Suriye'ye çökenler arasında İşid ve El Nusra'dan ayrılıp ayrı bir örgüt haline gelerek Suriye'yi elini kolunu sallaya sallaya çökerten ve dünyanın terör örgütü listesinde olan HTŞ'nin destekleyicileri arasında ABD, İsrail, İngiltere, PYD, YPG ve ne yazık ki Türkiye'miz de var.
Bu ülkeler arasında tek Müslüman ülkenin Türkiye olduğunu söylemeye gerek yok.
Dünyanın terör örgütü olarak açıkladığı iki bin kişilik bir çetenin bu kadar kısa bir sürede diktatörlüğü tescilli birini devirmesi ve yönetimi ele almasının altında yatanları iyi irdelemeden işin içinden çıkamayız.
Suriye'nin toprak bütünlüğünü hedef gösterip, bir terör örgütüne teslim etmek hangi aklın işidir?
ABD'nin Kore'ye asker göndermesiyle başlayan süreç Vietnam Olayları ile sürmüştür. ABD'de bu savaşlarda asker yitirince halkının tepkisiyle karşılaşmış ve taktik değiştirmiştir.
Taktik, demokrasi getirmeye evrilmiş ve sonradan Afganistan, Irak işgal edilmiştir. Arap Baharı bahanesiyle de Suriye karıştırılmaya başlanmıştır.
Şimdi, Suriye'de HTŞ yönetimdedir. Ancak, Ülkenin dört bir yanında PKK, PYD, YPG, DEAŞ, IŞİD, El Kaide, El Nursa da vardır.
Kısacası, Suriye'ye çökülmüştür.
Bu görüntü, gelecekte başka çatışmaların çıkacağını ortaya koymaktadır. Nitekim İsrail, Suriye topraklarına anında girmiş ve işgale başlamıştır. Yönetimi ele aldığını söyleyen terör örgütü, İsrail hiçbir tepki göstermeyerek emperyalistlerin güdümünde olduğunu kanıtlamıştır. Terör örgütü HTŞ'nin lideri Colanine gösterilen yaklaşım, aynı şeyin APO için de olabileceğinin olasılığını da gündeme getirmektedir.

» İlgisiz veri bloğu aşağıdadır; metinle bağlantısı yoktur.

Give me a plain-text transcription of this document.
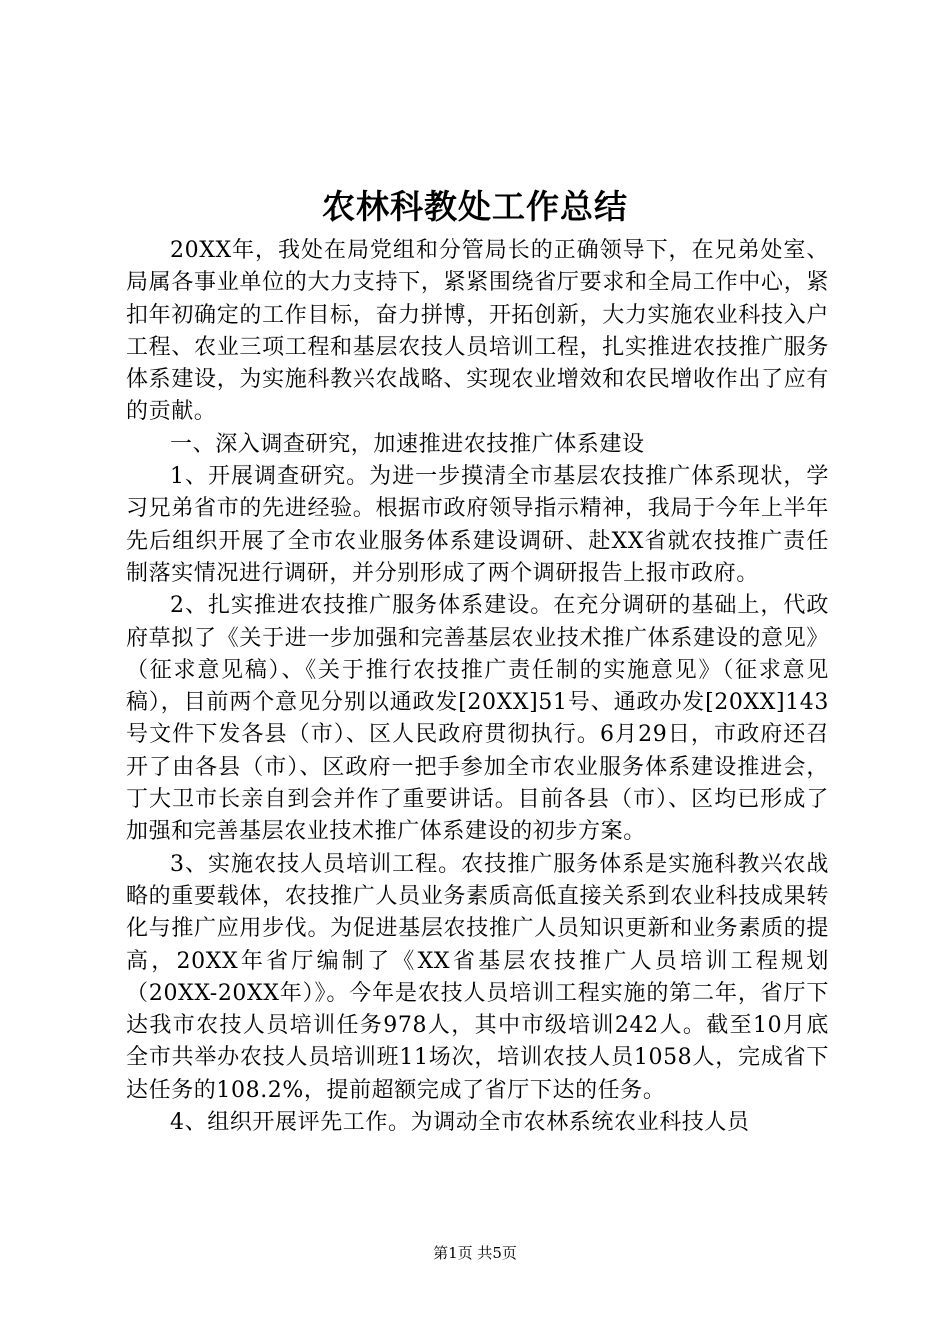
农林科教处工作总结

20XX年，我处在局党组和分管局长的正确领导下，在兄弟处室、局属各事业单位的大力支持下，紧紧围绕省厅要求和全局工作中心，紧扣年初确定的工作目标，奋力拼博，开拓创新，大力实施农业科技入户工程、农业三项工程和基层农技人员培训工程，扎实推进农技推广服务体系建设，为实施科教兴农战略、实现农业增效和农民增收作出了应有的贡献。

一、深入调查研究，加速推进农技推广体系建设

1、开展调查研究。为进一步摸清全市基层农技推广体系现状，学习兄弟省市的先进经验。根据市政府领导指示精神，我局于今年上半年先后组织开展了全市农业服务体系建设调研、赴XX省就农技推广责任制落实情况进行调研，并分别形成了两个调研报告上报市政府。

2、扎实推进农技推广服务体系建设。在充分调研的基础上，代政府草拟了《关于进一步加强和完善基层农业技术推广体系建设的意见》（征求意见稿）、《关于推行农技推广责任制的实施意见》（征求意见稿），目前两个意见分别以通政发[20XX]51号、通政办发[20XX]143号文件下发各县（市）、区人民政府贯彻执行。6月29日，市政府还召开了由各县（市）、区政府一把手参加全市农业服务体系建设推进会，丁大卫市长亲自到会并作了重要讲话。目前各县（市）、区均已形成了加强和完善基层农业技术推广体系建设的初步方案。

3、实施农技人员培训工程。农技推广服务体系是实施科教兴农战略的重要载体，农技推广人员业务素质高低直接关系到农业科技成果转化与推广应用步伐。为促进基层农技推广人员知识更新和业务素质的提高，20XX年省厅编制了《XX省基层农技推广人员培训工程规划（20XX-20XX年）》。今年是农技人员培训工程实施的第二年，省厅下达我市农技人员培训任务978人，其中市级培训242人。截至10月底全市共举办农技人员培训班11场次，培训农技人员1058人，完成省下达任务的108.2%，提前超额完成了省厅下达的任务。

4、组织开展评先工作。为调动全市农林系统农业科技人员

第1页 共5页
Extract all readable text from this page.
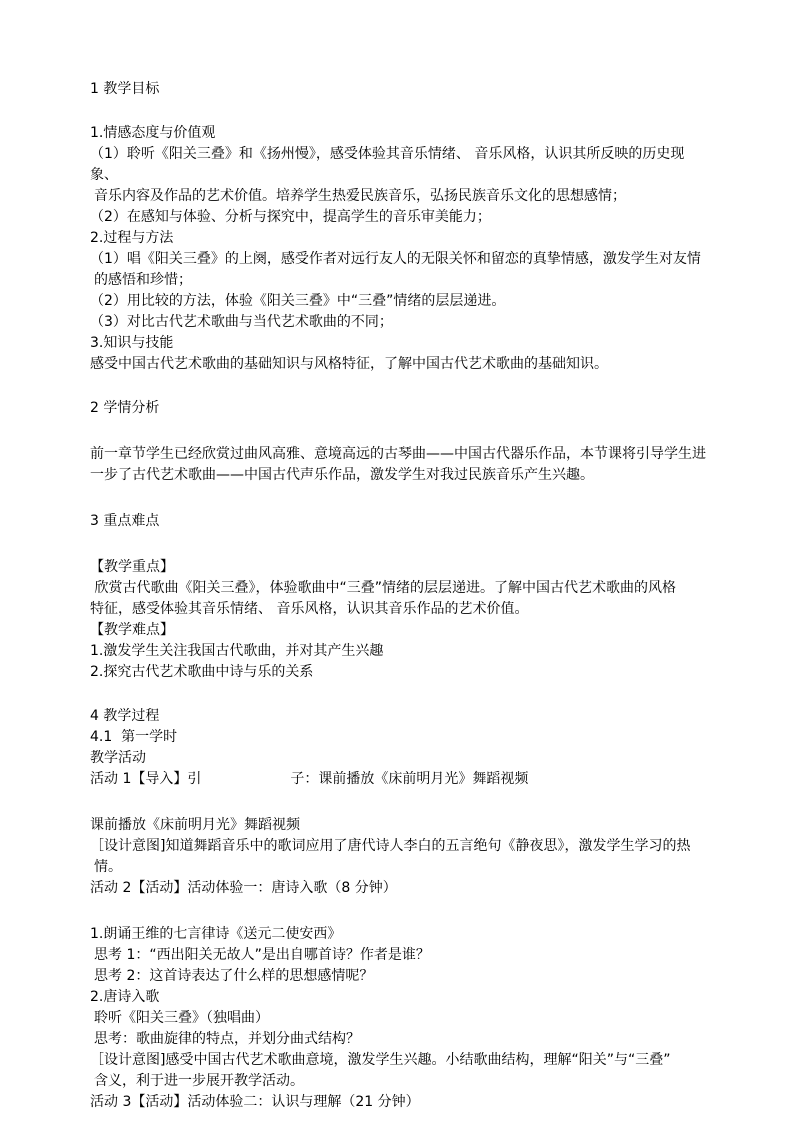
1 教学目标
1.情感态度与价值观
（1）聆听《阳关三叠》和《扬州慢》，感受体验其音乐情绪、 音乐风格，认识其所反映的历史现象、
音乐内容及作品的艺术价值。培养学生热爱民族音乐，弘扬民族音乐文化的思想感情；
（2）在感知与体验、分析与探究中，提高学生的音乐审美能力；
2.过程与方法
（1）唱《阳关三叠》的上阕，感受作者对远行友人的无限关怀和留恋的真挚情感，激发学生对友情
的感悟和珍惜；
（2）用比较的方法，体验《阳关三叠》中“三叠”情绪的层层递进。
（3）对比古代艺术歌曲与当代艺术歌曲的不同；
3.知识与技能
感受中国古代艺术歌曲的基础知识与风格特征，了解中国古代艺术歌曲的基础知识。
2 学情分析
前一章节学生已经欣赏过曲风高雅、意境高远的古琴曲——中国古代器乐作品，本节课将引导学生进
一步了古代艺术歌曲——中国古代声乐作品，激发学生对我过民族音乐产生兴趣。
3 重点难点
【教学重点】
欣赏古代歌曲《阳关三叠》，体验歌曲中“三叠”情绪的层层递进。了解中国古代艺术歌曲的风格
特征，感受体验其音乐情绪、 音乐风格，认识其音乐作品的艺术价值。
【教学难点】
1.激发学生关注我国古代歌曲，并对其产生兴趣
2.探究古代艺术歌曲中诗与乐的关系
4 教学过程
4.1  第一学时
教学活动
活动 1【导入】引                    子：课前播放《床前明月光》舞蹈视频
课前播放《床前明月光》舞蹈视频
［设计意图]知道舞蹈音乐中的歌词应用了唐代诗人李白的五言绝句《静夜思》，激发学生学习的热
情。
活动 2【活动】活动体验一：唐诗入歌（8 分钟）
1.朗诵王维的七言律诗《送元二使安西》
思考 1：“西出阳关无故人”是出自哪首诗？作者是谁？
思考 2：这首诗表达了什么样的思想感情呢？
2.唐诗入歌
聆听《阳关三叠》（独唱曲）
思考：歌曲旋律的特点，并划分曲式结构？
［设计意图]感受中国古代艺术歌曲意境，激发学生兴趣。小结歌曲结构，理解“阳关”与“三叠”
含义，利于进一步展开教学活动。
活动 3【活动】活动体验二：认识与理解（21 分钟）
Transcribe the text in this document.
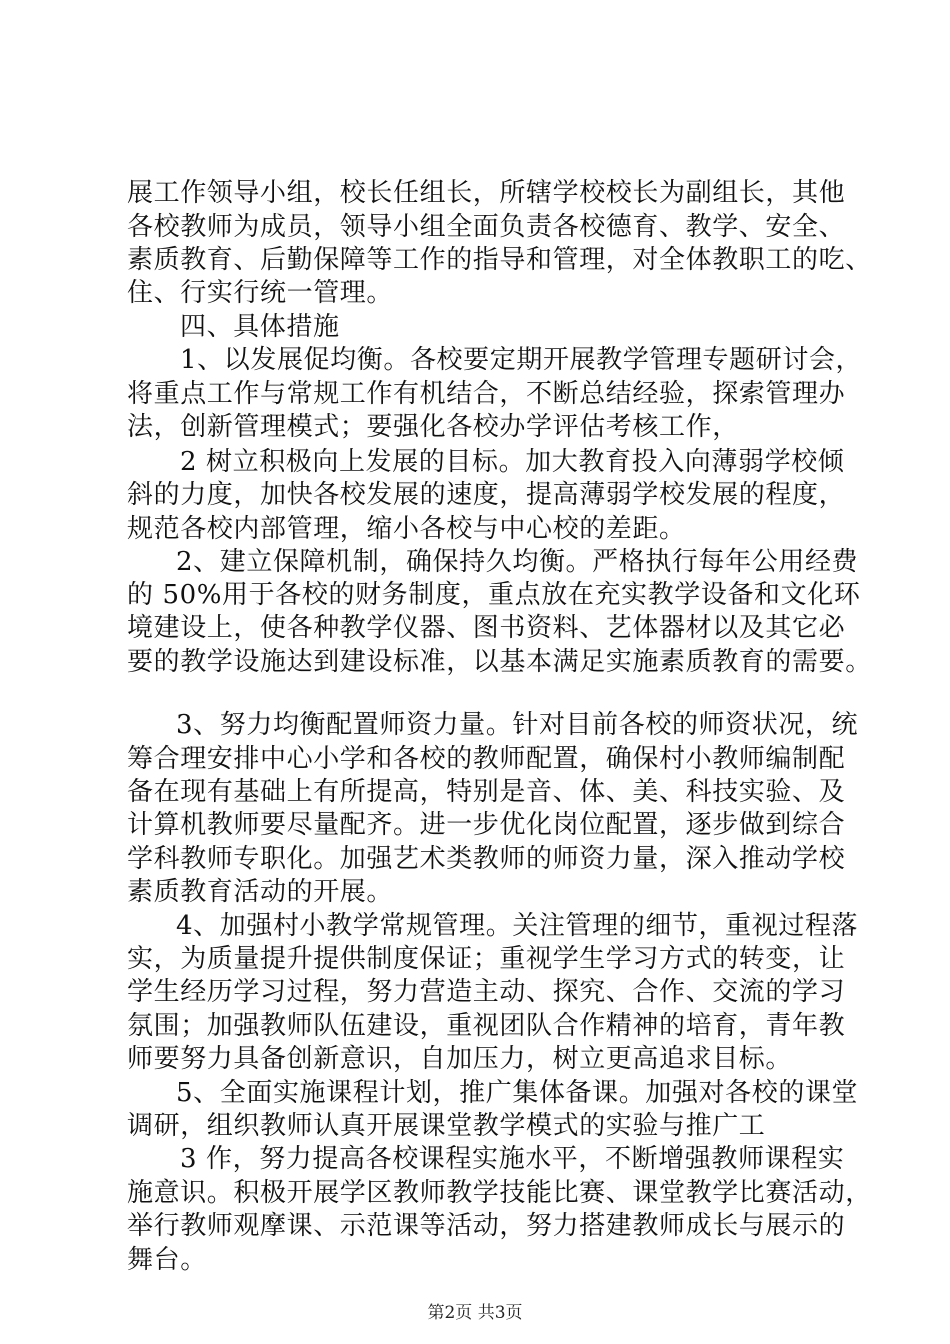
展工作领导小组，校长任组长，所辖学校校长为副组长，其他
各校教师为成员，领导小组全面负责各校德育、教学、安全、
素质教育、后勤保障等工作的指导和管理，对全体教职工的吃、
住、行实行统一管理。
四、具体措施
1、以发展促均衡。各校要定期开展教学管理专题研讨会，
将重点工作与常规工作有机结合，不断总结经验，探索管理办
法，创新管理模式；要强化各校办学评估考核工作，
2 树立积极向上发展的目标。加大教育投入向薄弱学校倾
斜的力度，加快各校发展的速度，提高薄弱学校发展的程度，
规范各校内部管理，缩小各校与中心校的差距。
2、建立保障机制，确保持久均衡。严格执行每年公用经费
的 50%用于各校的财务制度，重点放在充实教学设备和文化环
境建设上，使各种教学仪器、图书资料、艺体器材以及其它必
要的教学设施达到建设标准，以基本满足实施素质教育的需要。
3、努力均衡配置师资力量。针对目前各校的师资状况，统
筹合理安排中心小学和各校的教师配置，确保村小教师编制配
备在现有基础上有所提高，特别是音、体、美、科技实验、及
计算机教师要尽量配齐。进一步优化岗位配置，逐步做到综合
学科教师专职化。加强艺术类教师的师资力量，深入推动学校
素质教育活动的开展。
4、加强村小教学常规管理。关注管理的细节，重视过程落
实，为质量提升提供制度保证；重视学生学习方式的转变，让
学生经历学习过程，努力营造主动、探究、合作、交流的学习
氛围；加强教师队伍建设，重视团队合作精神的培育，青年教
师要努力具备创新意识，自加压力，树立更高追求目标。
5、全面实施课程计划，推广集体备课。加强对各校的课堂
调研，组织教师认真开展课堂教学模式的实验与推广工
3 作，努力提高各校课程实施水平，不断增强教师课程实
施意识。积极开展学区教师教学技能比赛、课堂教学比赛活动，
举行教师观摩课、示范课等活动，努力搭建教师成长与展示的
舞台。
第2页 共3页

900 kilometre sınırımız olan bu ülkede, yeni komşularımız kimlerdir?
Bu komşularla gelecekte sorun yaşar mıyız?
Ülkemize gelen milyonlarca sığınmacılar artık giderler mi?
Hiçbir sorunumuz olmayan bir ülke ile sorun üzerine sorun yaşamamız, bizi nasıl etkilerler?
Bir Taliban yönetimi ile karşı karşıya olduğumuz gerçeği ortada iken, HTŞ gibi bir terör örgütünün başarısıyla övünmek, onlarla birlikte görüntü vermek ne anlama gelmektedir?
Oradaki terör örgütüyle uzlaşmış olmak, Türkiye'deki terör örgütüyle de uzlaşmak anlamına mı gelecektir?
Kısacası, ülkemizi zorlu bir o kadar karanlık bir gelecek beklemektedir.
Bir diktatör gitmiştir ama Suriye'ye de yazık olmuştur.
Leş kargaları Suriye'ye üşümüşlerdir. Artık, onların kendi aralarındaki çatışmaları gündemi belirleyecektir.
Demek ki, Müslüman Müslümanın dostu değilmiş.
Ergün Kaftancı'nın söylediklerine ekleyecek başka bir şey yok.